Burnett started an online and print petition to oppose the plans for the loop road. The online version has 170 signatures as of Aug. 20, and Burnett said she has more than 350 signatures in total. She said she plans to give it to the city in 10 days and still has half the neighborhood to ask for signatures.

Adding parking to the loop road is part of the city’s $40 million parks bond program, which was approved in a 2018 referendum. The plan to open the loop road was in the proposed improvement plan for Murphey Candler Park available to voters before the referendum, but residents say they either didn’t know about the project or didn’t realize those proposals were definite plans.

Citizen oversight

The Parks Bond Oversight Committee, which was created to oversee parks bond plans, approved draft plans to add parking and open the loop road to cars at a May 2019 meeting.

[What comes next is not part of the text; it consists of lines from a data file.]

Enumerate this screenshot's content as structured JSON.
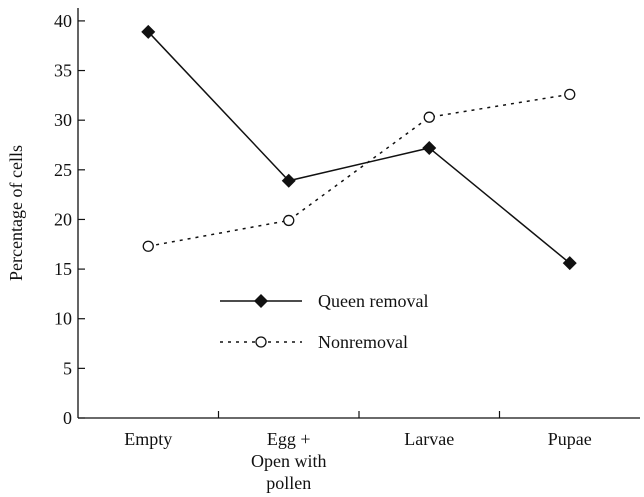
{
  "chart_data": {
    "type": "line",
    "y_label": "Percentage of cells",
    "categories": [
      "Empty",
      "Egg +\nOpen with\npollen",
      "Larvae",
      "Pupae"
    ],
    "series": [
      {
        "name": "Queen removal",
        "color": "#111111",
        "marker": "diamond",
        "linestyle": "solid",
        "values": [
          38.9,
          23.9,
          27.2,
          15.6
        ]
      },
      {
        "name": "Nonremoval",
        "color": "#111111",
        "marker": "open-circle",
        "linestyle": "dotted",
        "values": [
          17.3,
          19.9,
          30.3,
          32.6
        ]
      }
    ],
    "ylim": [
      0,
      41.3
    ],
    "yticks": [
      0,
      5,
      10,
      15,
      20,
      25,
      30,
      35,
      40
    ]
  }
}
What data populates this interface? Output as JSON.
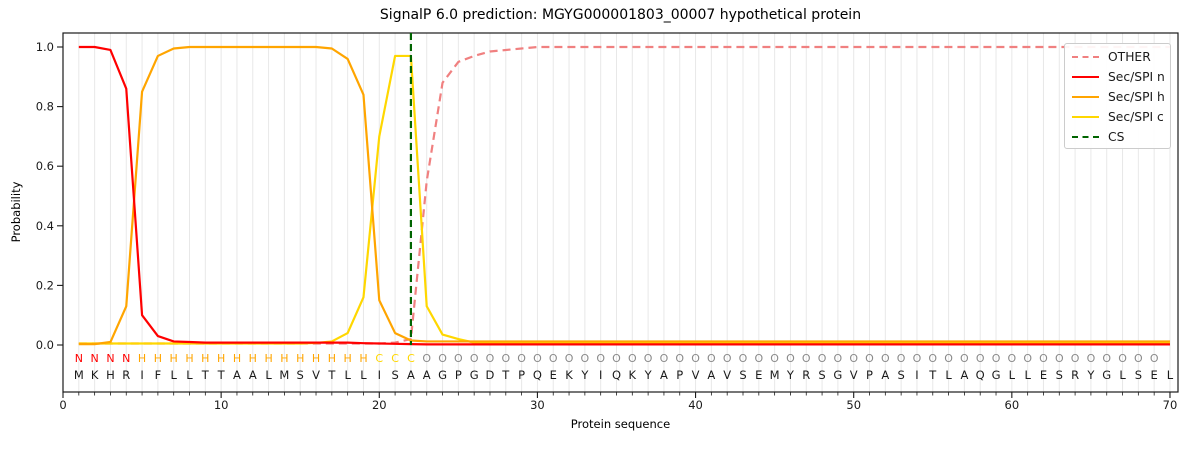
{
  "title": "SignalP 6.0 prediction: MGYG000001803_00007 hypothetical protein",
  "chart_data": {
    "type": "line",
    "title": "SignalP 6.0 prediction: MGYG000001803_00007 hypothetical protein",
    "xlabel": "Protein sequence",
    "ylabel": "Probability",
    "xlim": [
      0,
      70.5
    ],
    "ylim": [
      -0.16,
      1.05
    ],
    "xticks": [
      0,
      10,
      20,
      30,
      40,
      50,
      60,
      70
    ],
    "yticks": [
      0,
      0.2,
      0.4,
      0.6,
      0.8,
      1.0
    ],
    "grid": "vertical line at every residue position",
    "legend_position": "upper right",
    "x_positions": "residues 1 to 70",
    "series": [
      {
        "name": "OTHER",
        "color": "#f08080",
        "dash": true,
        "values": [
          0.005,
          0.005,
          0.005,
          0.005,
          0.005,
          0.005,
          0.005,
          0.005,
          0.005,
          0.005,
          0.005,
          0.005,
          0.005,
          0.005,
          0.005,
          0.005,
          0.005,
          0.005,
          0.005,
          0.005,
          0.008,
          0.02,
          0.55,
          0.88,
          0.95,
          0.97,
          0.985,
          0.99,
          0.995,
          1.0,
          1.0,
          1.0,
          1.0,
          1.0,
          1.0,
          1.0,
          1.0,
          1.0,
          1.0,
          1.0,
          1.0,
          1.0,
          1.0,
          1.0,
          1.0,
          1.0,
          1.0,
          1.0,
          1.0,
          1.0,
          1.0,
          1.0,
          1.0,
          1.0,
          1.0,
          1.0,
          1.0,
          1.0,
          1.0,
          1.0,
          1.0,
          1.0,
          1.0,
          1.0,
          1.0,
          1.0,
          1.0,
          1.0,
          1.0,
          1.0
        ]
      },
      {
        "name": "Sec/SPI n",
        "color": "#ff0000",
        "dash": false,
        "values": [
          1.0,
          1.0,
          0.99,
          0.86,
          0.1,
          0.03,
          0.012,
          0.01,
          0.008,
          0.008,
          0.008,
          0.008,
          0.008,
          0.008,
          0.008,
          0.008,
          0.008,
          0.008,
          0.006,
          0.005,
          0.004,
          0.003,
          0.002,
          0.002,
          0.002,
          0.002,
          0.002,
          0.002,
          0.002,
          0.002,
          0.002,
          0.002,
          0.002,
          0.002,
          0.002,
          0.002,
          0.002,
          0.002,
          0.002,
          0.002,
          0.002,
          0.002,
          0.002,
          0.002,
          0.002,
          0.002,
          0.002,
          0.002,
          0.002,
          0.002,
          0.002,
          0.002,
          0.002,
          0.002,
          0.002,
          0.002,
          0.002,
          0.002,
          0.002,
          0.002,
          0.002,
          0.002,
          0.002,
          0.002,
          0.002,
          0.002,
          0.002,
          0.002,
          0.002,
          0.002
        ]
      },
      {
        "name": "Sec/SPI h",
        "color": "#ffa500",
        "dash": false,
        "values": [
          0.003,
          0.003,
          0.01,
          0.13,
          0.85,
          0.97,
          0.995,
          1.0,
          1.0,
          1.0,
          1.0,
          1.0,
          1.0,
          1.0,
          1.0,
          1.0,
          0.995,
          0.96,
          0.84,
          0.15,
          0.04,
          0.015,
          0.012,
          0.012,
          0.012,
          0.012,
          0.012,
          0.012,
          0.012,
          0.012,
          0.012,
          0.012,
          0.012,
          0.012,
          0.012,
          0.012,
          0.012,
          0.012,
          0.012,
          0.012,
          0.012,
          0.012,
          0.012,
          0.012,
          0.012,
          0.012,
          0.012,
          0.012,
          0.012,
          0.012,
          0.012,
          0.012,
          0.012,
          0.012,
          0.012,
          0.012,
          0.012,
          0.012,
          0.012,
          0.012,
          0.012,
          0.012,
          0.012,
          0.012,
          0.012,
          0.012,
          0.012,
          0.012,
          0.012,
          0.012
        ]
      },
      {
        "name": "Sec/SPI c",
        "color": "#ffd700",
        "dash": false,
        "values": [
          0.005,
          0.005,
          0.005,
          0.005,
          0.005,
          0.005,
          0.005,
          0.005,
          0.005,
          0.005,
          0.005,
          0.005,
          0.005,
          0.005,
          0.005,
          0.007,
          0.012,
          0.04,
          0.16,
          0.7,
          0.97,
          0.97,
          0.13,
          0.035,
          0.02,
          0.008,
          0.008,
          0.008,
          0.008,
          0.008,
          0.008,
          0.008,
          0.008,
          0.008,
          0.008,
          0.008,
          0.008,
          0.008,
          0.008,
          0.008,
          0.008,
          0.008,
          0.008,
          0.008,
          0.008,
          0.008,
          0.008,
          0.008,
          0.008,
          0.008,
          0.008,
          0.008,
          0.008,
          0.008,
          0.008,
          0.008,
          0.008,
          0.008,
          0.008,
          0.008,
          0.008,
          0.008,
          0.008,
          0.008,
          0.008,
          0.008,
          0.008,
          0.008,
          0.008,
          0.008
        ]
      },
      {
        "name": "CS",
        "color": "#006400",
        "dash": true,
        "vline_x": 22
      }
    ],
    "sequence": "MKHRIFLLTTAALMSVTLLISAAGPGDTPQEKYIQKYAPVAVSEMYRSGVPASITLAQGLLESRYGLSEL",
    "regions": "NNNNHHHHHHHHHHHHHHHCCCOOOOOOOOOOOOOOOOOOOOOOOOOOOOOOOOOOOOOOOOOOOOOOO",
    "region_colors": {
      "N": "#ff0000",
      "H": "#ffa500",
      "C": "#ffd700",
      "O": "#8a8a8a"
    },
    "sequence_color": "#1a1a1a",
    "grid_color": "#e8e8e8",
    "spine_color": "#1a1a1a"
  }
}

The committee has not met since February 2020 because of the COVID-19 pandemic, Brennan said, but the city has continued to move forward with parks bond plans.

“The committee was not supposed to continue monthly meetings once the master plans were established and [design firm Clark Patterson Lee] had instructions to proceed,” Brennan said. “There really haven’t been any issues that the committee needed to issue an opinion on since their last meeting in February.”

The committee was planned to meet once a month for the first six months then decrease in frequency as the projects get underway, according to the minutes from its first meeting in February 2019.

The five-person committee was created to advise the administration, review internal audits, recommend project phasing, look at designs, and consider “scope reductions or additions based on resources,” according to the city in January 2019 before its first meeting.

The MCNA said the city has kept the committee “in the dark about any opposition to the park plans” because of the lack of recent meetings.

Brennan said the committee may start meeting again at the beginning of September but nothing has been approved yet.